ENGAGING PARENTS LIVING IN POVERTY IN SCHOOLING: THE NEED TO RETHINK POVERTY AND REIMAGINE PARENT ENGAGEMENT
Boise State University (UNITED STATES)
About this paper:
Conference name: 12th annual International Conference of Education, Research and Innovation
Dates: 11-13 November, 2019
Location: Seville, Spain
Abstract:
This study explored the beliefs, and perceptions of educational leaders (administrators and teacher leaders) in high performing, high poverty schools related to engaging parents in the schooling process. Data was drawn from a broader study of high performing, high poverty schools, which examined educational leaders' perceptions of the factors that had contributed to their school's success. Participants were recruited from 16 public schools in ten U.S. states and Ontario, Canada where 65% or more of the students came from low-income households and average standardized test scores exceeded state/provincial averages in all subjects tested for at least a period of three years.

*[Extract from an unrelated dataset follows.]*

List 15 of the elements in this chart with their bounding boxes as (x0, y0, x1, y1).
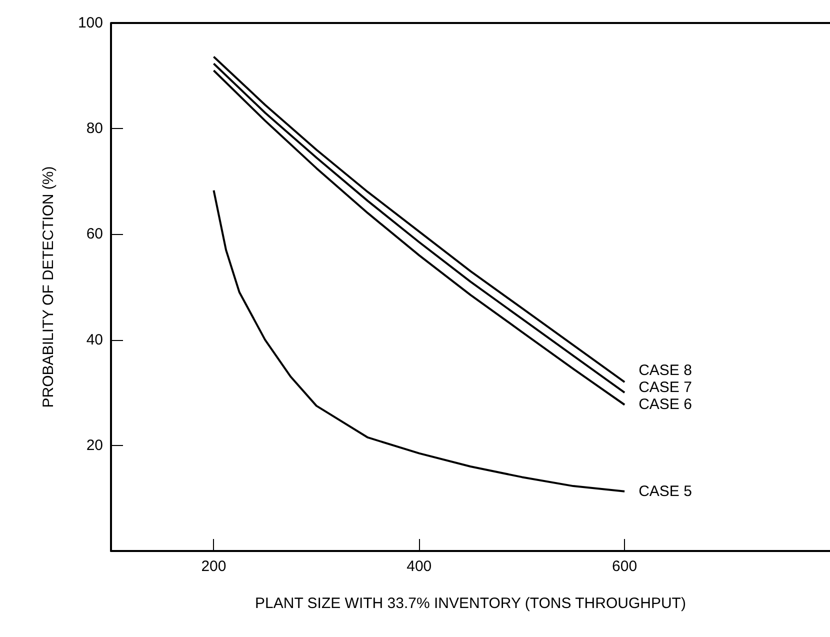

Parents who live in poverty face many barriers to school involvement. In addition to long working hours, lack of child care, and limited transportation, one of the more subtle barriers is the influence of educators' mental maps. Mental maps are the images, stories, and assumptions that shape our attitude and behavior (Argyris & Schon, 1974; Senge, 2006). Because stereotypes about poverty, and people who live in poverty, are deeply embedded in the U.S. and Canadian societies, it is likely educators' mental maps are influenced by those stereotypes in ways that are counterproductive in terms of facilitating parental involvement. It is not uncommon for educators to believe parents who live in poverty do not value education and studies have demonstrated they expect less from students when they perceive parents as being uninvolved (Mandara, 2006). Parents in poverty may also be perceived as uninvolved in their child(ren)'s education as a result of educators' beliefs about what constitutes involvement. Many, if not most, educators view parent involvement as engagement in only those activities that occur within the walls of the school itself; such as parent-teacher conferences, "back to school" nights, and extra-curricular events.
This study sought to answer the following research questions:
(1) Do educational leaders in the participating schools view improved or increased parent involvement as contributing to the school's success,
(2) how do they conceptualize parent involvement, and
(3) how, if at all, did they address barriers to parental involvement often posed by poverty-related intervening factors?
Participants in this study attributed parental engagement, at least in part, to the school’s relative high performance. The tendency to blame parents and families in poverty for student failure was rare in the participating schools, and making the school more welcoming to parents was a common goal. While the educational leaders explicitly addressed and removed barriers to traditional forms of involvement and in some cases were developing innovative approaches to increase parents’ capacity to support their child(ren) academic success, for the most part, parental involvement continued to be viewed as primarily that which occurred within the school.
References:
[1] Argyris, C. & Schon, D.A. (1974). Theory in practice: Increasing professional effectiveness. San Francisco: Jossey-Bass
[2] Mandara, J. (2006). The impact of family functioning on African American male’s academic achievement: A review and clarification of the empirical literature. Teachers College Record, 108, 206–223.
[3] Senge, P.M. (2006). The fifth discipline: The art and practice of the learning organization. New York, NY: Currency Doubleday.Keywords:
Parent Involvement, Poverty, Mental Maps.